In a perfect world there would be no technical debt.  Work would be done according to all organizational standards and no corners would be cut.  However we live in reality.  Calendar time is the enemy of perfection.  Today’s business environment is dynamic with advantages appearing and disappearing rapidly. The ability to bring products to market quickly to capture a market advantage that might be fleeting can lead to technical debt. A limited amount of technical debt can be used to accelerate delivery.  Clearly some technical debt can be acceptable.  The question is, when does the debt have to be repaid?

Possibly never. The technical debt accrued when building functions or applications that have a short lifespan may never need to be addressed. This is where the metaphor of accruing interest breaks down a bit.  If these short term functions are retired quickly enough the debt need not be paid back.  However functions or applications that have a long term future will need to be refactored to remove some or all of the technical debt.

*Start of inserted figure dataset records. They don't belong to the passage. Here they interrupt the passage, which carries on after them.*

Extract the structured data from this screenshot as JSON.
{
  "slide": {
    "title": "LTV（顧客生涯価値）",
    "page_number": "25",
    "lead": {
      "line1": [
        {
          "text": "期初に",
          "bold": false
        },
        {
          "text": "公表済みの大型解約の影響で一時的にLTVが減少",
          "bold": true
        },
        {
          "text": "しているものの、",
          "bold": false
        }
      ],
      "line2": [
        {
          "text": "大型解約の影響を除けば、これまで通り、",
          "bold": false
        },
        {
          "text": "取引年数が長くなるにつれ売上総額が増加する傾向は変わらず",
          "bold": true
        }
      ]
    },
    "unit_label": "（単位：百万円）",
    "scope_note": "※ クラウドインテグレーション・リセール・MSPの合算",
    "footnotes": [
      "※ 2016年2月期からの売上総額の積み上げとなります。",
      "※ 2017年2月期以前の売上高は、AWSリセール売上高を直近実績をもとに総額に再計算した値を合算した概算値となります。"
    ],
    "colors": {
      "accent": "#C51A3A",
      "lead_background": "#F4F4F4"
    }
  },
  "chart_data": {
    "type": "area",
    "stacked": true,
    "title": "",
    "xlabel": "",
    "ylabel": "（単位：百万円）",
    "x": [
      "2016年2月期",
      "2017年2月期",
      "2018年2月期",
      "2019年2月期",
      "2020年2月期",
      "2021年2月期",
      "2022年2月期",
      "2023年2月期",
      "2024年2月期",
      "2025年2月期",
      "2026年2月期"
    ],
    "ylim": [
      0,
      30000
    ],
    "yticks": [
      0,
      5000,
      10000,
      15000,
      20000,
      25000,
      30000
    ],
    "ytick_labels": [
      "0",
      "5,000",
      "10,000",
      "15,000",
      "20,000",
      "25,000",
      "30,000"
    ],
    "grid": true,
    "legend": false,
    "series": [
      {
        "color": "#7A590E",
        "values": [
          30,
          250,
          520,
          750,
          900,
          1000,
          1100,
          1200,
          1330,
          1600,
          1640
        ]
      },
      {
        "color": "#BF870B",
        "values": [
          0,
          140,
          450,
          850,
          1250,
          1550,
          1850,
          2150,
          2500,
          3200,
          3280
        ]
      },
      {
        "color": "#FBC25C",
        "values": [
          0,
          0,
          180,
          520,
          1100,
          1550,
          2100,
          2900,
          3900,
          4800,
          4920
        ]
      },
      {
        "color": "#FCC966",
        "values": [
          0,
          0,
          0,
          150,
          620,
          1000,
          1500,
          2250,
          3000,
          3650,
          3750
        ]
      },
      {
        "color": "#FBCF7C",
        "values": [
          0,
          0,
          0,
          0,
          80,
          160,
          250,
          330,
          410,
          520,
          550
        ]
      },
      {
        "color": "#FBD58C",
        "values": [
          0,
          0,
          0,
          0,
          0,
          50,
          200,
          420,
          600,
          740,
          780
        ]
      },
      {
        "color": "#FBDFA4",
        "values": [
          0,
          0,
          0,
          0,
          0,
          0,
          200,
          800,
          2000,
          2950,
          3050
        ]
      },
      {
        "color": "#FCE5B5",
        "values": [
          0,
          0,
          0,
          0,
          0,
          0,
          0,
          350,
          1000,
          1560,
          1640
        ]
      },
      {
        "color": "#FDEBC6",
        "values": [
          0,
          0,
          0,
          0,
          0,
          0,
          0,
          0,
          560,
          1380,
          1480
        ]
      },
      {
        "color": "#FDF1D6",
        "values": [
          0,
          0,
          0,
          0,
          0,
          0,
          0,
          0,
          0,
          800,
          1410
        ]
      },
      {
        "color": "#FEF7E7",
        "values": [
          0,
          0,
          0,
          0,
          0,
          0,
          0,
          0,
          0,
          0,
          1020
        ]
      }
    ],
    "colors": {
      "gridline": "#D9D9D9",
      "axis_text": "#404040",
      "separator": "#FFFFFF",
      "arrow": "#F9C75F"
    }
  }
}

Technical debt is a metaphor for all of the corners we cut as software is developed.  Technical debt is not a metaphor for defects in the code. Technical debt creates drag by making code harder to understand, more likely to break when changed or slightly off the architectural standard. The effects of technical debt can usually be measured in the additional amount of effort required to make any specific change or in the amount of planned refactoring a team feels they need to allocate to keep the development process moving efficiently.  The choices to manage technical debt are fairly stark, in the long run technical debt has to either be repaid, serviced to keep it manageable or the code needs to be retired.